Department of Neurology and Neurosurgery, Brain Center, University Medical Center Utrecht, the Netherlands (S.M.U.V., H.B.v.d.W.).
Department of Radiology, Maastricht University Medical Center Plus, the Netherlands (A.A.P.).
Stroke. 2021 Aug;52(9):2849-2857. doi: 10.1161/STROKEAHA.120.033334. Epub 2021 Jun 3.
Cerebral white matter lesions (WMLs) have been associated with a greater risk of poor functional outcome after ischemic stroke. We assessed the relations between WML burden and radiological and clinical outcomes in patients treated with endovascular treatment in routine practice.
We analyzed data from the MR CLEAN Registry (Multicenter Randomized Controlled Trial of Endovascular Treatment for Acute Ischaemic Stroke in the Netherlands)—a prospective, multicenter, observational cohort study of patients treated with endovascular treatment in the Netherlands. WMLs were graded on baseline noncontrast computed tomography using a visual grading scale. The primary outcome was the score on the modified Rankin Scale at 90 days. Secondary outcomes included early neurological recovery, successful reperfusion (extended Thrombolysis in Cerebral Infarction ≥2b), futile recanalization (modified Rankin Scale score ≥3 despite successful reperfusion), and occurrence of symptomatic intracranial hemorrhage. We used multivariable logistic regression models to assess associations between WML severity and outcomes, taking the absence of WML on noncontrast computed tomography as the reference category.
Of 3180 patients included in the MR CLEAN Registry between March 2014 and November 2017, WMLs were graded for 3046 patients and categorized as none (n=1855; 61%), mild (n=608; 20%), or moderate to severe (n=588; 19%). Favorable outcome (modified Rankin Scale score, 0–2) was achieved in 838 patients (49%) without WML, 192 patients (34%) with mild WML, and 130 patients (24%) with moderate-to-severe WML. Increasing WML grades were associated with a shift toward poorer functional outcome in a dose-dependent manner (adjusted common odds ratio, 1.34 [95% CI, 1.13–1.60] for mild WML and 1.67 [95% CI, 1.39–2.01] for moderate-to-severe WML; Ptrend, <0.001). Increasing WML grades were associated with futile recanalization (Ptrend, <0.001) and were inversely associated with early neurological recovery (Ptrend, 0.041) but not with the probability of successful reperfusion or symptomatic intracranial hemorrhage.

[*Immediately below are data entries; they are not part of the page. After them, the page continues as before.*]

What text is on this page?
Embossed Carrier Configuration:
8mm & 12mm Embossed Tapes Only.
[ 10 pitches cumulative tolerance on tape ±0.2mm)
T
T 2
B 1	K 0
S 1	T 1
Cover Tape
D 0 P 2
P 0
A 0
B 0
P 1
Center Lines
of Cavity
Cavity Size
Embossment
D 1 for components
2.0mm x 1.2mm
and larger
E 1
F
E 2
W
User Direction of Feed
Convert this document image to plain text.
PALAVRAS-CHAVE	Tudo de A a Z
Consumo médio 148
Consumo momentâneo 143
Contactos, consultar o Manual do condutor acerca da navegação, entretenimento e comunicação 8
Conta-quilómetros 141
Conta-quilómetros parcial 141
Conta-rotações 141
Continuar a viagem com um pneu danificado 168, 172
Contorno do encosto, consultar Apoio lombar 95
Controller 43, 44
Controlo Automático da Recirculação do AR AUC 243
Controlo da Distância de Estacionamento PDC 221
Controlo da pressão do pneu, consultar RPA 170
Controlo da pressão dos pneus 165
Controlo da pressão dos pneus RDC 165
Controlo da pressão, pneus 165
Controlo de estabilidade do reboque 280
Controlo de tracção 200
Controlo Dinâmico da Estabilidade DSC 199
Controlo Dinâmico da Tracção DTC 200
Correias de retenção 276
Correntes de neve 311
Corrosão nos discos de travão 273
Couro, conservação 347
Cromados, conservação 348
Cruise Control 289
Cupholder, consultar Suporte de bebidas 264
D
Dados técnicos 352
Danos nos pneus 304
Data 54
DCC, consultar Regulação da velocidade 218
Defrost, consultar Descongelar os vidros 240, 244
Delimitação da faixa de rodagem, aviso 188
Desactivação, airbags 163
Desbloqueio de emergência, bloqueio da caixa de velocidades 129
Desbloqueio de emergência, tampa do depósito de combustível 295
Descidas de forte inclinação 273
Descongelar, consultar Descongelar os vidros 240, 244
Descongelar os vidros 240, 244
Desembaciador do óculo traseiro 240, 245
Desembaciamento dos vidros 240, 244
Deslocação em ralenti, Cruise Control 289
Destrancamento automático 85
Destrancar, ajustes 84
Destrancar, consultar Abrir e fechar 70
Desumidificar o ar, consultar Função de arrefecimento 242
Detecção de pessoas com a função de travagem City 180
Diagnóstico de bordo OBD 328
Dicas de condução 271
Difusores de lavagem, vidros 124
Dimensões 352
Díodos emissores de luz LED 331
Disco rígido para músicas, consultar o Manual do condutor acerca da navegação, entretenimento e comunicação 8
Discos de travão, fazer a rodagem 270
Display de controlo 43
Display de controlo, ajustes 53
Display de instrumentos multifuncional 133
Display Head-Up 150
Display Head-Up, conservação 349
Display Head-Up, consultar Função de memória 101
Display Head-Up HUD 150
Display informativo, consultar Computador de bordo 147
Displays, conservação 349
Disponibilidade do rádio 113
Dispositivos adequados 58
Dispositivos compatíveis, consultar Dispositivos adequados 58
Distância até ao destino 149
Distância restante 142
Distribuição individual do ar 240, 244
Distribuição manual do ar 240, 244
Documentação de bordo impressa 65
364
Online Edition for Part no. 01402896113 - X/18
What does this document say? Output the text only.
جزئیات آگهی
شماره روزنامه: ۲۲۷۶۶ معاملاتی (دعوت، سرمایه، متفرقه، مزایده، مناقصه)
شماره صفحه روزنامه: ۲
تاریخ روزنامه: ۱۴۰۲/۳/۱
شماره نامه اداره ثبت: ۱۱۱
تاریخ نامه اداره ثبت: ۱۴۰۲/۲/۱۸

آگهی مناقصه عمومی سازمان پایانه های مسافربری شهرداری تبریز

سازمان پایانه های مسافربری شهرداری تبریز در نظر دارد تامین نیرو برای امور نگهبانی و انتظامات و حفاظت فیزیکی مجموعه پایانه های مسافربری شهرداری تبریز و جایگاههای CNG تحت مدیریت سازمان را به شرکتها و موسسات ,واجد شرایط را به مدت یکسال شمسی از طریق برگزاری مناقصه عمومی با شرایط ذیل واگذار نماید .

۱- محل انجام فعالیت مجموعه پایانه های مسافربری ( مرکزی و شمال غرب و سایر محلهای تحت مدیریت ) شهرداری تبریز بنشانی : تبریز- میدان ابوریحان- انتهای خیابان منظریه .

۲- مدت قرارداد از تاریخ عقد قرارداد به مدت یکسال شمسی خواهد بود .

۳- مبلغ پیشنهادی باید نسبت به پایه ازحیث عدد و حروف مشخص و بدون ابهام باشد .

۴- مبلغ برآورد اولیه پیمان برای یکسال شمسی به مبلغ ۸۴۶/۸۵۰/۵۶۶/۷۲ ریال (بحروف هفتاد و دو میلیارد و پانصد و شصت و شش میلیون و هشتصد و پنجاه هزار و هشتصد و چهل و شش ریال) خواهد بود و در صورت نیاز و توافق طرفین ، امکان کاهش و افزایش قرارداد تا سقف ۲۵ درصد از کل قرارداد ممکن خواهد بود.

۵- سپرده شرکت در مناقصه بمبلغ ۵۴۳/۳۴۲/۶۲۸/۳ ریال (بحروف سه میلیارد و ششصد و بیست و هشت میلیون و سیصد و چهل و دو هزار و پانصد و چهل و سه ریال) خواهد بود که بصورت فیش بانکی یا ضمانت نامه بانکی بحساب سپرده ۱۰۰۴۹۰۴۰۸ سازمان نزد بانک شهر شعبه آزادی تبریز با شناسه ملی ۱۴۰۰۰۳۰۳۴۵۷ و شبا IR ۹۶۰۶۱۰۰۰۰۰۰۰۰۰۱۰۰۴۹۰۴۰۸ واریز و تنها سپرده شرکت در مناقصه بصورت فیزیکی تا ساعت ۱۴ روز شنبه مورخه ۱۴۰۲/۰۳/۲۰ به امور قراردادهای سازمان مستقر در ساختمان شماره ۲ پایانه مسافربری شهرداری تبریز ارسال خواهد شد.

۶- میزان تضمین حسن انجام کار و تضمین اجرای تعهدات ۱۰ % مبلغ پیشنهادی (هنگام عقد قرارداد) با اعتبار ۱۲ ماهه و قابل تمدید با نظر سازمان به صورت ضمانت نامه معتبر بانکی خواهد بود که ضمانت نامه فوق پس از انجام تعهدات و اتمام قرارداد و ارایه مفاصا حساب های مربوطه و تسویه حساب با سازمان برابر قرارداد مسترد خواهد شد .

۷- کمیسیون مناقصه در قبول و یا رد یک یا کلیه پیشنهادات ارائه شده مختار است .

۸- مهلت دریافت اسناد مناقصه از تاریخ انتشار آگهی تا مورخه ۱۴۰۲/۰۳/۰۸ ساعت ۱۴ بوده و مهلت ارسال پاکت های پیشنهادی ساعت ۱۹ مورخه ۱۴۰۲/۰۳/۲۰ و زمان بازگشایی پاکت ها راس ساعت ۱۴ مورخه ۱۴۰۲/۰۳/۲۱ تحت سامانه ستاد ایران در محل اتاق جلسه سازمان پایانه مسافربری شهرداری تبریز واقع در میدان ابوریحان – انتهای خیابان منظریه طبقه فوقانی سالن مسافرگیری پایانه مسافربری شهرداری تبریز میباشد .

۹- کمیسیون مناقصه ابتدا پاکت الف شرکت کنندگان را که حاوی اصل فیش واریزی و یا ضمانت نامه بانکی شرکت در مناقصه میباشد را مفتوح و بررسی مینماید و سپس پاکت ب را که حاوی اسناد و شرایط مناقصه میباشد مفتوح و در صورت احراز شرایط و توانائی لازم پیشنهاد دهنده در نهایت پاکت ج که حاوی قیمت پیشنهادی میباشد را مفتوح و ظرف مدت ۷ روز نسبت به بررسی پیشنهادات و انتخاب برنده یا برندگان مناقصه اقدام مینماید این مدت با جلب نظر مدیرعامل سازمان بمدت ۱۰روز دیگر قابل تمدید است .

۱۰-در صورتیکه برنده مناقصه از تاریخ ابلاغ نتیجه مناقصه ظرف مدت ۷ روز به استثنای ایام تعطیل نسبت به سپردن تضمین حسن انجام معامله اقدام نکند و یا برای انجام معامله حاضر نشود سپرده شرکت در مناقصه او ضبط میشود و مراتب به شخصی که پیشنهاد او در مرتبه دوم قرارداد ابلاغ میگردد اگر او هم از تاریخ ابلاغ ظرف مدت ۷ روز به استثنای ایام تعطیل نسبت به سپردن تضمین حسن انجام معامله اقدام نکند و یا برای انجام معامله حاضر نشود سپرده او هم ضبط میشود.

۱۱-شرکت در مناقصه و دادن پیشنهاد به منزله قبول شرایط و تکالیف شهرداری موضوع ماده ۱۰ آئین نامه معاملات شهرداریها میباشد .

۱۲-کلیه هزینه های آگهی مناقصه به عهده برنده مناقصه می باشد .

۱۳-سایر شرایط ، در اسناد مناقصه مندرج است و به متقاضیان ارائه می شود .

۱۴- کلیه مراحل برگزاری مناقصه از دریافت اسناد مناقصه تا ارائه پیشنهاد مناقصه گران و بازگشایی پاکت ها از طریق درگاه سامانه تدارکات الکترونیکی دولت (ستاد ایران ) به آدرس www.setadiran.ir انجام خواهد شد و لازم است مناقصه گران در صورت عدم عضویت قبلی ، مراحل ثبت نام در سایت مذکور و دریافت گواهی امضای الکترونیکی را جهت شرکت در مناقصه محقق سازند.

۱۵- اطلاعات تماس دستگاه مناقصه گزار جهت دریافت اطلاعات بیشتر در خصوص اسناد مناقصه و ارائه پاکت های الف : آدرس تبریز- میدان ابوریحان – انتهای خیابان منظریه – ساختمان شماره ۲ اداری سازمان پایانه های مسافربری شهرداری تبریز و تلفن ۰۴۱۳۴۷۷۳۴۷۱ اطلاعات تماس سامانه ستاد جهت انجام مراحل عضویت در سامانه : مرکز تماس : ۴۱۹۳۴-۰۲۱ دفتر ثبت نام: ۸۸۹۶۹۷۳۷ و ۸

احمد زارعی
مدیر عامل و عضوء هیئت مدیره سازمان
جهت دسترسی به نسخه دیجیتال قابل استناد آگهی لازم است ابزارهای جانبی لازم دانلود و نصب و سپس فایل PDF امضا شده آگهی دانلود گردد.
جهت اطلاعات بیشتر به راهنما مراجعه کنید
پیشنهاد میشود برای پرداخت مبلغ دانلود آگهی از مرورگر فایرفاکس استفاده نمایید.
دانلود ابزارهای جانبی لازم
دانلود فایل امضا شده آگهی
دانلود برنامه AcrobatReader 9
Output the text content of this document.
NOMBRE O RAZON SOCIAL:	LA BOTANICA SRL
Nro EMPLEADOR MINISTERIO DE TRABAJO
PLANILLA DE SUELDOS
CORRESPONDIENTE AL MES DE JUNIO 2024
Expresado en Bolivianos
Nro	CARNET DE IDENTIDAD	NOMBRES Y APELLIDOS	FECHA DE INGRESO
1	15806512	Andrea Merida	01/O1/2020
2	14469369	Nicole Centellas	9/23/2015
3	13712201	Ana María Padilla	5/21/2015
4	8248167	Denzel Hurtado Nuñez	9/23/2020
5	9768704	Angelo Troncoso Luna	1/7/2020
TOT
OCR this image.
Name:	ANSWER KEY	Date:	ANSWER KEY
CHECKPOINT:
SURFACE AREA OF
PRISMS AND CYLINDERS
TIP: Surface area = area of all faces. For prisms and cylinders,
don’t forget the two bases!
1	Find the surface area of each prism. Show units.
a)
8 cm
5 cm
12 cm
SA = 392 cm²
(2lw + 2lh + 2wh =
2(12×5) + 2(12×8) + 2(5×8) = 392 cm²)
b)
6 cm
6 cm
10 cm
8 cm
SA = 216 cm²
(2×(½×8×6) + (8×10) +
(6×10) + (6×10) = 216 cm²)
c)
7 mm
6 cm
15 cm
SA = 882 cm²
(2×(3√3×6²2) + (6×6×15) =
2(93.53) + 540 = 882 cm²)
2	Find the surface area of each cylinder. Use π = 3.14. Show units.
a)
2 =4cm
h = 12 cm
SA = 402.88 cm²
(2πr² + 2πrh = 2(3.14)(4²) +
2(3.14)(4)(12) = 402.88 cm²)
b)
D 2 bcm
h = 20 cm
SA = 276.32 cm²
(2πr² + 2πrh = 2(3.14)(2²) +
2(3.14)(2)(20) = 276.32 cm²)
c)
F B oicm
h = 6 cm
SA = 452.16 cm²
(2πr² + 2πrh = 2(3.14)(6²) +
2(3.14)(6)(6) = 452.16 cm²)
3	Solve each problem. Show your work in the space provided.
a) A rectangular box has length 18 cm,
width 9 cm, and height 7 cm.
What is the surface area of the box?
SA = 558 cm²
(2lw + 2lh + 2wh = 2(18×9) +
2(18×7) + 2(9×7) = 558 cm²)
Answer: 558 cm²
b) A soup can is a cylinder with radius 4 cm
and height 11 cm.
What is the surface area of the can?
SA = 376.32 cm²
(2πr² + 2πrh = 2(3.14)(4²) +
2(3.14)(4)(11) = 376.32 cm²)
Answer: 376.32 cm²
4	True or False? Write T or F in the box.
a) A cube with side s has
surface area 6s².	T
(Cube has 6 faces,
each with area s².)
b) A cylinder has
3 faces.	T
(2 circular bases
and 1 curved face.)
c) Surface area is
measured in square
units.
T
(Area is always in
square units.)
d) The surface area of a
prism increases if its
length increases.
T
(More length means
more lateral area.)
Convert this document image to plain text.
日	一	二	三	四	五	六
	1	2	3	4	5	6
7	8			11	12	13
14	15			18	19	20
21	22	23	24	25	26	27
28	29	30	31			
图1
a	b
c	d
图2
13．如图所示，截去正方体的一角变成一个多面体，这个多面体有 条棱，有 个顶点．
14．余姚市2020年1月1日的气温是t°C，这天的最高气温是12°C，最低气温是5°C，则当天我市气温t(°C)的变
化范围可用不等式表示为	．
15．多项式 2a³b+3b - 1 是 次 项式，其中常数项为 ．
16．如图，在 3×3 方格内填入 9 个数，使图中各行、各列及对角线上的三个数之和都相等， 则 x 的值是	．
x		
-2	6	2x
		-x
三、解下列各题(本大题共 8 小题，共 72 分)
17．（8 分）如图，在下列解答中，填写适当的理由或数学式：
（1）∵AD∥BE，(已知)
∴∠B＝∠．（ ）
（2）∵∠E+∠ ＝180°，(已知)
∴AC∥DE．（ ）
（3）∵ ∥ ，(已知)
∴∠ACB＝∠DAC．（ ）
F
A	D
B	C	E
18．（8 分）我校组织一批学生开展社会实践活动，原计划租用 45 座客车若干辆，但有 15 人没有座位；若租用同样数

An increasing burden of WML at baseline is associated with poorer clinical outcomes after endovascular treatment for acute ischemic stroke but not with the probability of successful reperfusion or symptomatic intracranial hemorrhage.
脑白质病变(WML)与缺血性卒中后功能预后不良的风险增加有关。我们评估了在常规实践中接受血管内治疗的患者的 WML 负担与影像学和临床结局之间的关系。
我们分析了来自 MR CLEAN 登记研究(荷兰多中心随机对照急性缺血性卒中血管内治疗试验)的数据 - 这是一项在荷兰接受血管内治疗的患者的前瞻性、多中心、观察性队列研究。使用视觉评分量表在基线非对比 CT 上对 WML 进行分级。主要结局是 90 天时改良 Rankin 量表评分。次要结局包括早期神经恢复、成功再灌注(扩展血栓溶解治疗脑梗死 ≥2b)、无效再通(尽管成功再灌注但改良 Rankin 量表评分≥3)和症状性颅内出血的发生。我们使用多变量逻辑回归模型来评估 WML 严重程度与结局之间的关系,将非对比 CT 上无 WML 作为参考类别。
在 2014 年 3 月至 2017 年 11 月期间纳入的 3180 例患者中,对 3046 例患者进行了 WML 分级,并将其分为无 WML(n=1855;61%)、轻度(n=608;20%)或中重度(n=588;19%)。无 WML 的 838 例患者(49%)、轻度 WML 的 192 例患者(34%)和中重度 WML 的 130 例患者(24%)实现了良好结局(改良 Rankin 量表评分 0-2)。WML 分级呈剂量依赖性与较差的功能结局相关(轻度 WML 的调整后常见比值比,1.34[95%CI,1.13-1.60];中重度 WML 的调整后常见比值比,1.67[95%CI,1.39-2.01];Ptrend,<0.001)。WML 分级增加与无效再通相关(Ptrend,<0.001),与早期神经恢复呈负相关(Ptrend,0.041),但与成功再灌注的概率或症状性颅内出血无关。
基线时 WML 负担的增加与急性缺血性卒中血管内治疗后的临床结局较差相关,但与成功再灌注的概率或症状性颅内出血无关。